Relevant antibiotics were defined as compounds with primary activity against
Gram-positive bacteria. We evaluated their impact on response, progression-free
survival (PFS) and overall survival (OS) by Kaplan-Meier methodology and Cox
proportional hazards regression analysis. Among 800 available CLL patients, those
receiving anti-Gram-positive antibiotics (n = 45/800) achieved a significantly
lower overall response rate (OR 74.3% vs. 90.2%, p = 0.007). Patients with
anti-Gram-positive antibiotics progressed significantly earlier, had a reduced OS
(median PFS 14.1 vs. 44.1 mo, p < 0.001; median OS 56.1 vs. 91.7 mo, p < 0.001)
and multivariate analysis showed that administration of anti-Gram-positive
antibiotic treatment was independently associated with reduced PFS (Hazard ratio
(HR) 2.090, p = 0.001) and OS (HR 2.966, p < 0.001). Of 122 patients with
relapsed lymphoma, those treated with anti-Gram-positive antibiotics (n = 21/122)
achieved a significantly lower OR rate (70.3% vs. 42.9%, p = 0.016).

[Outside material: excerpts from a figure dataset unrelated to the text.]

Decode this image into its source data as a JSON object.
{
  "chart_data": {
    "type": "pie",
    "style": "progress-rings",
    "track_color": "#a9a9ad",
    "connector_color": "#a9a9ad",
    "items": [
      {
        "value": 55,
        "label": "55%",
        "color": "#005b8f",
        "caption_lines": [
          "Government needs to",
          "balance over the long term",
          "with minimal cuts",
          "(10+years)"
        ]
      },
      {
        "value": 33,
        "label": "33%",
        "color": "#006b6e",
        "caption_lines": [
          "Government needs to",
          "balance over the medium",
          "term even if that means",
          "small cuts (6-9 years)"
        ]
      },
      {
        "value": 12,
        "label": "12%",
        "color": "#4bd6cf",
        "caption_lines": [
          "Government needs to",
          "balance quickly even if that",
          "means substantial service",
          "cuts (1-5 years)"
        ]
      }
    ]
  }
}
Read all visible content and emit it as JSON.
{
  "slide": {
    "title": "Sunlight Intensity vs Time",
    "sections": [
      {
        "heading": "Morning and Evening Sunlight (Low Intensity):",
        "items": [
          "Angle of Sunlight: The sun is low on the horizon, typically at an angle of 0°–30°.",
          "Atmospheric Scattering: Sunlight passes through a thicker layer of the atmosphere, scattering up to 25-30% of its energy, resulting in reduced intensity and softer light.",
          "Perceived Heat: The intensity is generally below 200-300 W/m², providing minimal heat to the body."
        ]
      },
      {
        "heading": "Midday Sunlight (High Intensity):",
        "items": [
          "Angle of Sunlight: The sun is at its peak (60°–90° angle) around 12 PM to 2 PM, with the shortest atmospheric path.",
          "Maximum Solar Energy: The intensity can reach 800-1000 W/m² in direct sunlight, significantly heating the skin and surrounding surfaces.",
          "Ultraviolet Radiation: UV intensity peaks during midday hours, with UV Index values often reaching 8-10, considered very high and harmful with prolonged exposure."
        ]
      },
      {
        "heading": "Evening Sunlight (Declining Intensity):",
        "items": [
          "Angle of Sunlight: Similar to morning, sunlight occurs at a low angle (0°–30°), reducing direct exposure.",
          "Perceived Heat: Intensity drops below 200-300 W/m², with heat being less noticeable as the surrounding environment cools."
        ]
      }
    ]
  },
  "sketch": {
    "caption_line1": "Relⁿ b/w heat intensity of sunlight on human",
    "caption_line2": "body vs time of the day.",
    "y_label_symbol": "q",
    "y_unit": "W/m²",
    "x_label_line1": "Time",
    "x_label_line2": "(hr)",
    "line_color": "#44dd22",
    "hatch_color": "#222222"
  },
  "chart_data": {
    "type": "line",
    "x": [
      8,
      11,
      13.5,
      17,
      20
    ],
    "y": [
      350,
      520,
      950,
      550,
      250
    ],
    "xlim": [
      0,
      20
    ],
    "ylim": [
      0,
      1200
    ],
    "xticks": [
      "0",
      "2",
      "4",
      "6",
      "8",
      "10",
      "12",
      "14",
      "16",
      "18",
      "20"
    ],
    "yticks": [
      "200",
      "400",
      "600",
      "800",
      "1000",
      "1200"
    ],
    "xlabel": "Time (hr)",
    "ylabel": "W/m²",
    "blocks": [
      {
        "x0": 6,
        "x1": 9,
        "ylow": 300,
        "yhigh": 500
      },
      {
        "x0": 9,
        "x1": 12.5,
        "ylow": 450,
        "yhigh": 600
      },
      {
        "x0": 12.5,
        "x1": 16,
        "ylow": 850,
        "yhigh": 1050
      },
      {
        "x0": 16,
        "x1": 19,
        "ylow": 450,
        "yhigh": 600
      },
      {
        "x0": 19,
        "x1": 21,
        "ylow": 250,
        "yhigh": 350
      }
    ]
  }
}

Patients
with anti-Gram-positive antibiotics progressed significantly earlier than others
(median PFS 2.3 vs. 11.5 mo, p = 0.001). As for multivariate analysis, the use of
anti-Gram-positive antibiotics was independently associated with reduced PFS (HR
2.237, p = 0.012) and OS (HR 7.831, p < 0.001). Our data supports a potential
negative impact of anti-Gram-positive antibiotics on the anticancer activity of
cyclophosphamide and cisplatin in a clinical setting.